How inconvenient, then, that even the vast majority of warming "skeptics" within the scientific community would agree with Governor Christie's statement that "human activity plays a role" in rising greenhouse gas levels and resulting changes in the climate. The Cato Institute's Patrick Michaels, for instance, has written several books acknowledging human contributions to global warming. In Climate of Extremes: The Global Warming Science They Don't Want You to Know

As I've written before, it would be convenient if human activity did not contribute to global warming or otherwise create problems that are difficult to reconcile with libertarian preferences. But that's not the world we live in, and politicians should not be criticized for recognizing that fact.

I don't think that science denialism is the exclusive province of the GOP, but it's extremely disappointing whenever either side does it. As longtime readers known, I have been extremely critical of the attitude that some climate scientists seem to have developed towards dissent, and what you might call the PR aspect of their work. Nonetheless, I am quite convinced that the planet is warming, and fairly convinced that human beings play a role in this. (When you've got Reason's Ron Bailey, Cato's Patrick Michaels, and Jonathan Adler, you've convinced me). I reserve the right to be skeptical about particular claims about effects (particularly when those claims come via people who implausibly insist that every major effect will be negative) . . . and, of course, of ludicrous worries that global warming will cause aliens to destroy us.
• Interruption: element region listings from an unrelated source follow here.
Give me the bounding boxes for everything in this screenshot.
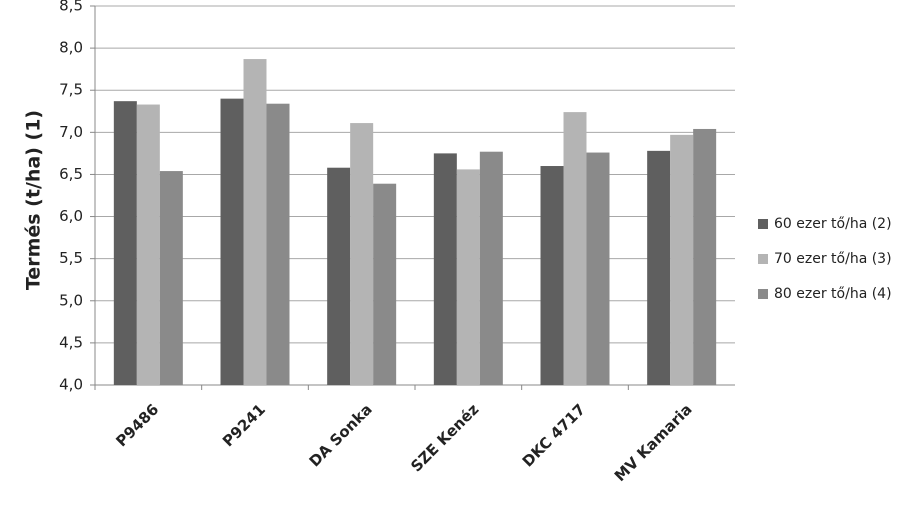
bar [113, 101, 137, 385]
bar [693, 128, 717, 385]
legend-swatch [758, 289, 768, 299]
x-tick-label: SZE Kenéz [407, 400, 482, 475]
bar [159, 171, 183, 385]
bar [563, 112, 587, 386]
bar [327, 167, 351, 385]
bar [266, 103, 290, 385]
bar [586, 152, 610, 385]
bar [479, 151, 503, 385]
y-tick-label: 5,5 [59, 249, 83, 267]
legend-label: 80 ezer tő/ha (4) [774, 286, 892, 302]
bar [456, 169, 480, 385]
y-tick-label: 6,0 [59, 207, 83, 225]
bar [243, 59, 267, 386]
x-tick-label: MV Kamaria [611, 400, 696, 485]
legend-swatch [758, 219, 768, 229]
bar [647, 150, 671, 385]
x-tick-label: P9241 [219, 400, 269, 450]
y-tick-label: 5,0 [59, 291, 83, 309]
x-tick-label: DA Sonka [306, 400, 376, 470]
bar [373, 183, 397, 385]
bar [350, 123, 374, 386]
legend-swatch [758, 254, 768, 264]
y-tick-label: 7,0 [59, 123, 83, 141]
y-axis-title: Termés (t/ha) (1) [23, 110, 45, 290]
y-tick-label: 8,5 [59, 0, 83, 15]
legend-label: 70 ezer tő/ha (3) [774, 251, 892, 267]
y-tick-label: 4,0 [59, 376, 83, 394]
y-tick-label: 7,5 [59, 81, 83, 99]
legend-label: 60 ezer tő/ha (2) [774, 216, 892, 232]
y-tick-label: 8,0 [59, 39, 83, 57]
x-tick-label: P9486 [112, 400, 162, 450]
bar [670, 134, 694, 385]
bar [433, 153, 457, 385]
x-tick-label: DKC 4717 [519, 400, 589, 470]
bar [136, 104, 160, 385]
y-tick-label: 4,5 [59, 333, 83, 351]
y-tick-label: 6,5 [59, 165, 83, 183]
bar [540, 166, 564, 385]
bar [220, 98, 244, 386]
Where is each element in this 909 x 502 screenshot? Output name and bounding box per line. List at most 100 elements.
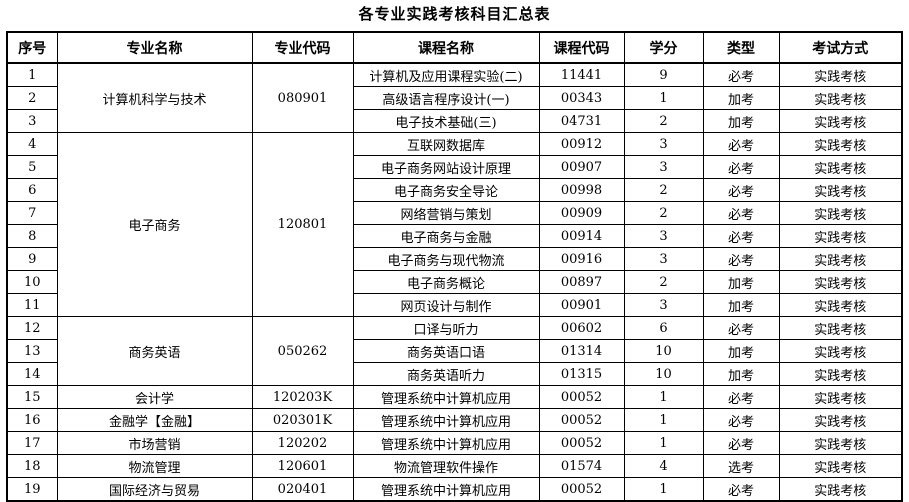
table-row: 10 电子商务概论 00897 2 加考 实践考核 (6, 270, 903, 294)
exam-method-cell: 实践考核 (778, 431, 903, 455)
row-number-cell: 10 (6, 270, 58, 294)
table-row: 19 国际经济与贸易 020401 管理系统中计算机应用 00052 1 必考 实践考核 (6, 477, 903, 502)
header-cell-major: 专业名称 (56, 31, 253, 64)
exam-method-cell: 实践考核 (778, 155, 903, 179)
header-cell-course: 课程名称 (352, 31, 540, 64)
row-number-cell: 2 (6, 86, 58, 110)
credits-cell: 3 (623, 247, 704, 271)
table-row: 2 高级语言程序设计(一) 00343 1 加考 实践考核 (6, 86, 903, 110)
major-name-cell: 国际经济与贸易 (56, 477, 253, 502)
table-row: 12 商务英语 050262 口译与听力 00602 6 必考 实践考核 (6, 316, 903, 386)
major-name-cell: 市场营销 (56, 431, 253, 455)
credits-cell: 2 (623, 270, 704, 294)
table-row: 13 商务英语口语 01314 10 加考 实践考核 (6, 339, 903, 363)
row-number-cell: 18 (6, 454, 58, 478)
header-row: 序号 专业名称 专业代码 课程名称 课程代码 学分 类型 考试方式 (6, 31, 903, 64)
type-cell: 加考 (702, 270, 780, 294)
course-name-cell: 电子商务网站设计原理 (352, 155, 540, 179)
table-row: 17 市场营销 120202 管理系统中计算机应用 00052 1 必考 实践考核 (6, 431, 903, 455)
course-code-cell: 04731 (538, 109, 625, 133)
major-name-cell: 会计学 (56, 385, 253, 409)
row-number-cell: 13 (6, 339, 58, 363)
exam-method-cell: 实践考核 (778, 454, 903, 478)
row-number-cell: 12 (6, 316, 58, 340)
type-cell: 必考 (702, 385, 780, 409)
type-cell: 加考 (702, 339, 780, 363)
credits-cell: 1 (623, 477, 704, 502)
table-row: 9 电子商务与现代物流 00916 3 必考 实践考核 (6, 247, 903, 271)
header-cell-type: 类型 (702, 31, 780, 64)
table-row: 1 计算机科学与技术 080901 计算机及应用课程实验(二) 11441 9 必考 实践考核 (6, 62, 903, 133)
course-code-cell: 00912 (538, 132, 625, 156)
course-name-cell: 电子技术基础(三) (352, 109, 540, 133)
table-row: 8 电子商务与金融 00914 3 必考 实践考核 (6, 224, 903, 248)
row-number-cell: 1 (6, 62, 58, 87)
row-number-cell: 8 (6, 224, 58, 248)
course-code-cell: 00343 (538, 86, 625, 110)
major-code-cell: 120601 (251, 454, 354, 478)
credits-cell: 1 (623, 431, 704, 455)
course-code-cell: 00907 (538, 155, 625, 179)
course-code-cell: 01314 (538, 339, 625, 363)
course-name-cell: 管理系统中计算机应用 (352, 477, 540, 502)
course-code-cell: 00052 (538, 431, 625, 455)
course-name-cell: 管理系统中计算机应用 (352, 385, 540, 409)
exam-method-cell: 实践考核 (778, 316, 903, 340)
credits-cell: 3 (623, 132, 704, 156)
course-name-cell: 电子商务概论 (352, 270, 540, 294)
major-name-cell: 商务英语 (56, 316, 253, 386)
row-number-cell: 19 (6, 477, 58, 502)
credits-cell: 2 (623, 178, 704, 202)
exam-method-cell: 实践考核 (778, 109, 903, 133)
table-row: 18 物流管理 120601 物流管理软件操作 01574 4 选考 实践考核 (6, 454, 903, 478)
table-row: 15 会计学 120203K 管理系统中计算机应用 00052 1 必考 实践考核 (6, 385, 903, 409)
course-name-cell: 互联网数据库 (352, 132, 540, 156)
type-cell: 必考 (702, 477, 780, 502)
course-code-cell: 00909 (538, 201, 625, 225)
credits-cell: 2 (623, 109, 704, 133)
row-number-cell: 16 (6, 408, 58, 432)
credits-cell: 3 (623, 293, 704, 317)
major-code-cell: 120203K (251, 385, 354, 409)
type-cell: 必考 (702, 408, 780, 432)
course-name-cell: 物流管理软件操作 (352, 454, 540, 478)
exam-method-cell: 实践考核 (778, 201, 903, 225)
exam-method-cell: 实践考核 (778, 385, 903, 409)
type-cell: 必考 (702, 247, 780, 271)
header-cell-no: 序号 (6, 31, 58, 64)
course-name-cell: 商务英语听力 (352, 362, 540, 386)
credits-cell: 9 (623, 62, 704, 87)
exam-method-cell: 实践考核 (778, 293, 903, 317)
credits-cell: 6 (623, 316, 704, 340)
exam-method-cell: 实践考核 (778, 270, 903, 294)
major-name-cell: 金融学【金融】 (56, 408, 253, 432)
course-name-cell: 网页设计与制作 (352, 293, 540, 317)
table-row: 6 电子商务安全导论 00998 2 必考 实践考核 (6, 178, 903, 202)
row-number-cell: 7 (6, 201, 58, 225)
credits-cell: 4 (623, 454, 704, 478)
credits-cell: 2 (623, 201, 704, 225)
page-title: 各专业实践考核科目汇总表 (358, 6, 551, 23)
row-number-cell: 5 (6, 155, 58, 179)
row-number-cell: 4 (6, 132, 58, 156)
row-number-cell: 6 (6, 178, 58, 202)
exam-method-cell: 实践考核 (778, 339, 903, 363)
course-code-cell: 00901 (538, 293, 625, 317)
row-number-cell: 15 (6, 385, 58, 409)
major-name-cell: 计算机科学与技术 (56, 62, 253, 133)
course-name-cell: 电子商务与金融 (352, 224, 540, 248)
credits-cell: 10 (623, 362, 704, 386)
header-cell-major-code: 专业代码 (251, 31, 354, 64)
row-number-cell: 3 (6, 109, 58, 133)
course-name-cell: 高级语言程序设计(一) (352, 86, 540, 110)
course-name-cell: 网络营销与策划 (352, 201, 540, 225)
type-cell: 必考 (702, 178, 780, 202)
course-name-cell: 管理系统中计算机应用 (352, 408, 540, 432)
type-cell: 选考 (702, 454, 780, 478)
major-code-cell: 020301K (251, 408, 354, 432)
course-code-cell: 00916 (538, 247, 625, 271)
row-number-cell: 17 (6, 431, 58, 455)
type-cell: 加考 (702, 86, 780, 110)
type-cell: 必考 (702, 155, 780, 179)
course-code-cell: 01315 (538, 362, 625, 386)
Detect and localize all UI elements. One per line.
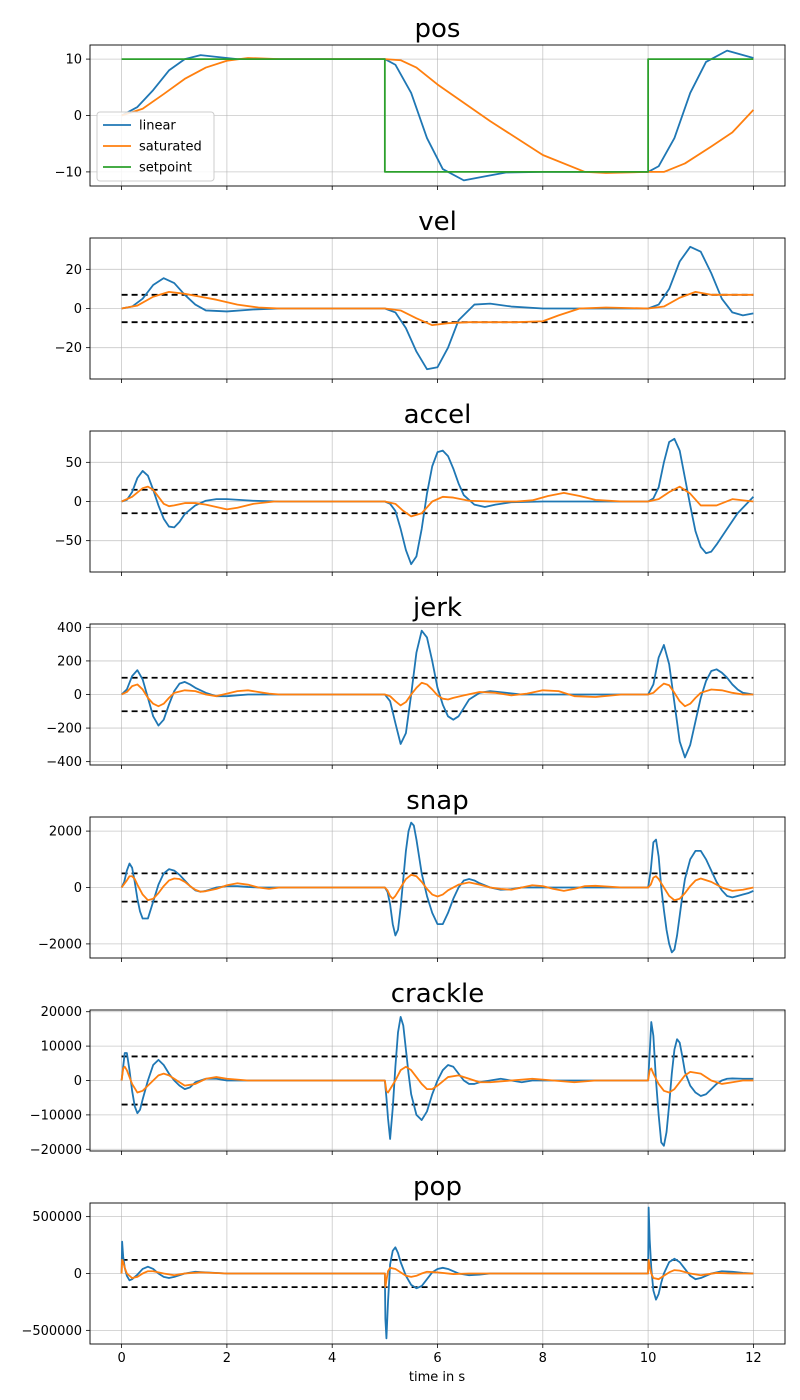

But generally, I think global warming is happening, and even that we should probably do something about that, though I'm flexible on "something."

However. Even if you disagree, it is reprehensible to have a litmus test around empirical matters of fact. (I'm not a fan of litmus tests in general, but I suppose it's fair enough to say "If you want marginal tax rates of 70% on the wealthy, you don't belong in today's GOP"). What these Republicans are doing to people like Chris Christie is no better than what Harvard did to Larry Summers when he suggested that it was possible that women had a different IQ distribution than men. Facts are not good or bad; they are correct or incorrect. And a policy based on hysterical refusal to consider all possible facts is neither good, nor correct.

If someone is wrong about the facts, you should explain to them, calmly and concisely, why they are wrong. If it's really that obvious, it shouldn't be hard to convince them.

When people start trying to expel heretics because of disagreements over facts, it suggests that they suspect--even know--that the facts are not on their side. Which is, frankly, what I tend to think is happening here. If open argument is going to force your ideology to confront umcomfortable facts, you create a closed circle that the facts can't penetrate. If the circle is big enough, the geocentric universe gets a few hundred more years before the defensive perimeter cracks.

Of course, that also means a few hundred years invested in building an institution that cannot survive in a heliocentric solar system.

Maybe the skeptics are right and AGW is minor, or not happening at all. But on the off chance that they're wrong, the GOP needs to be the sort of pluralistic body that can survive and thrive on a steady diet of accurate data--no matter what those data say.